Las críticas arreciaron ante esta declinación. "Es una claudicación inconcebible en quien manifiesta estar interesado en resolver los problemas de Tucumán; se cree con derecho a especular", le increparon en ese momento.

Estos cruces se dieron hace 20 años (en aquel momento, a Osvaldo Jaldo no se le cruzaba por la cabeza encabezar la lista de diputados nacionales por el justicialismo), pero tienen plena actualidad. Los protagonistas del contrapunto de ese entonces eran otros: Antonio Bussi fue quien dimitió antes de asumir (lo hizo el 17 de noviembre de 1989) y el entonces secretario de Provincias del Ministerio del Interior de la Nación, Miguel Nazur, quien criticó con dureza la decisión.

En los comicios de mayo de aquel año, Bussi se postuló para tres cargos: presidente de la Nación, diputado nacional y senador provincial. No asumió ninguno, sino que privilegió preservarse para la candidatura a gobernador de 1991, cuando perdió frente a Ramón Ortega. La historia le daría revancha cuatro años después.

Vieja discusión

Ya entonces se comenzó a discutir en la provincia la aparición de las candidaturas testimoniales, caracterizadas por postulantes que se presentan en una lista sin la voluntad de asumir el cargo, en caso de ser electos. Esta cuestión es central, ya que difiere de la conducta de los miembros de partidos chicos, que encabezan o integran una nómina sin expectativas reales. En este caso, la presentación del grupo asume un sesgo simbólico, al no contar con el apoyo del electorado; en la otra situación, se minimiza el respaldo electoral y se prioriza otro destino político.

En estas dos décadas se dieron muchos casos de postulaciones que fueron denunciadas como testimoniales. El más reciente, que llegó a estrados de la Justicia, fue la impugnación presentada en mayo contra el gobernador, José Alperovich, quien se inscribió para ser senador suplente por el PJ y fue habilitado por el juez federal electoral, Daniel Bejas. (Ver "Aval...")

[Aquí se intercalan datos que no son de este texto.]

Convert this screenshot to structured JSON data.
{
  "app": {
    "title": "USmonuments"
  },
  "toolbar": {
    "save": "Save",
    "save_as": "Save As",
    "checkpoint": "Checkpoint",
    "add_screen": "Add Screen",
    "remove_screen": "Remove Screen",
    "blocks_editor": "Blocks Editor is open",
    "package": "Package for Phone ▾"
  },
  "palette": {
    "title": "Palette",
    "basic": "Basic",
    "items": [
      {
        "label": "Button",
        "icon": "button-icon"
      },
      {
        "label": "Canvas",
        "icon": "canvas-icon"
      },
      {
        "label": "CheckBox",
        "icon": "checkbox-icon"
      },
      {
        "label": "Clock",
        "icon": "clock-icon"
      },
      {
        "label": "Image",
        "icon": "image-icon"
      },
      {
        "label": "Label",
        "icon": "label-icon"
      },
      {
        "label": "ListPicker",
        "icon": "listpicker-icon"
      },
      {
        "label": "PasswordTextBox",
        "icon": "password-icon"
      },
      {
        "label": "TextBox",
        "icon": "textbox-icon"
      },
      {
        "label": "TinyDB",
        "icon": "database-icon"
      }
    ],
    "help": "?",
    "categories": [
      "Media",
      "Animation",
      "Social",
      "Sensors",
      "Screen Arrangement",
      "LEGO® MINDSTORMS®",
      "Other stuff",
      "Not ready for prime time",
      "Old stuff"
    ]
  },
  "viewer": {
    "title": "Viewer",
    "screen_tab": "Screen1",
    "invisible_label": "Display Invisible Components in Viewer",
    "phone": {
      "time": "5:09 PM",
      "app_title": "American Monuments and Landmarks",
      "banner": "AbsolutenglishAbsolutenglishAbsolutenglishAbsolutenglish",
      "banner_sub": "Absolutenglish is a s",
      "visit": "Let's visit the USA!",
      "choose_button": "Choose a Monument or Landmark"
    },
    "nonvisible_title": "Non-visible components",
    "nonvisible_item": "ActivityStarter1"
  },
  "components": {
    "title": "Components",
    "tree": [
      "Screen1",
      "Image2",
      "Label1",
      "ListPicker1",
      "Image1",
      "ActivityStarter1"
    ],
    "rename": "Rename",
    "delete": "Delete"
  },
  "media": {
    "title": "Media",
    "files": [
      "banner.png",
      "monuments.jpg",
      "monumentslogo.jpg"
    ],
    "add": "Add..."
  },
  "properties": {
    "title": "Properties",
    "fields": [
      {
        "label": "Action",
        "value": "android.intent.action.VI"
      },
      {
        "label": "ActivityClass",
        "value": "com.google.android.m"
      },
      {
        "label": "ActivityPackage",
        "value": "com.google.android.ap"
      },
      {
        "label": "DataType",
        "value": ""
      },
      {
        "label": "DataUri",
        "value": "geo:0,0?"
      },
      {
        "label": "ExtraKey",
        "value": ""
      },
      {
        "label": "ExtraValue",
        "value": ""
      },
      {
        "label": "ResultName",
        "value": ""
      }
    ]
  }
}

Los comicios provinciales de 2007 todavía repercuten en la escena local. Cuatro legisladores provinciales renunciaron a sus bancas y dispararon el orden de sucesión.

Gerónimo Vargas Aignasse y Susana Díaz optaron por postularse, nuevamente, a diputados nacionales (resultaron reelectos) y dejaron sus escaños en la Cámara provincial; Jaldo prefirió asumir en el Ministerio del Interior y Juan Antonio Ruiz Olivares aceptó el cargo de secretario parlamentario.

Por aparte, Susana Montaldo se incorporó a la Legislatura a principios de este año, tras su paso por el gabinete del Ministerio de Educación de la Nación, a un año y medio de haber jurado el cargo (interinamente, la reemplazó Héctor Romano). Rolando Alfaro, en cambio, sigue en uso de licencia y preside el Ente de Infraestructura Comunitaria. En la Cámara lo reemplaza su hermana, Elena Alfaro.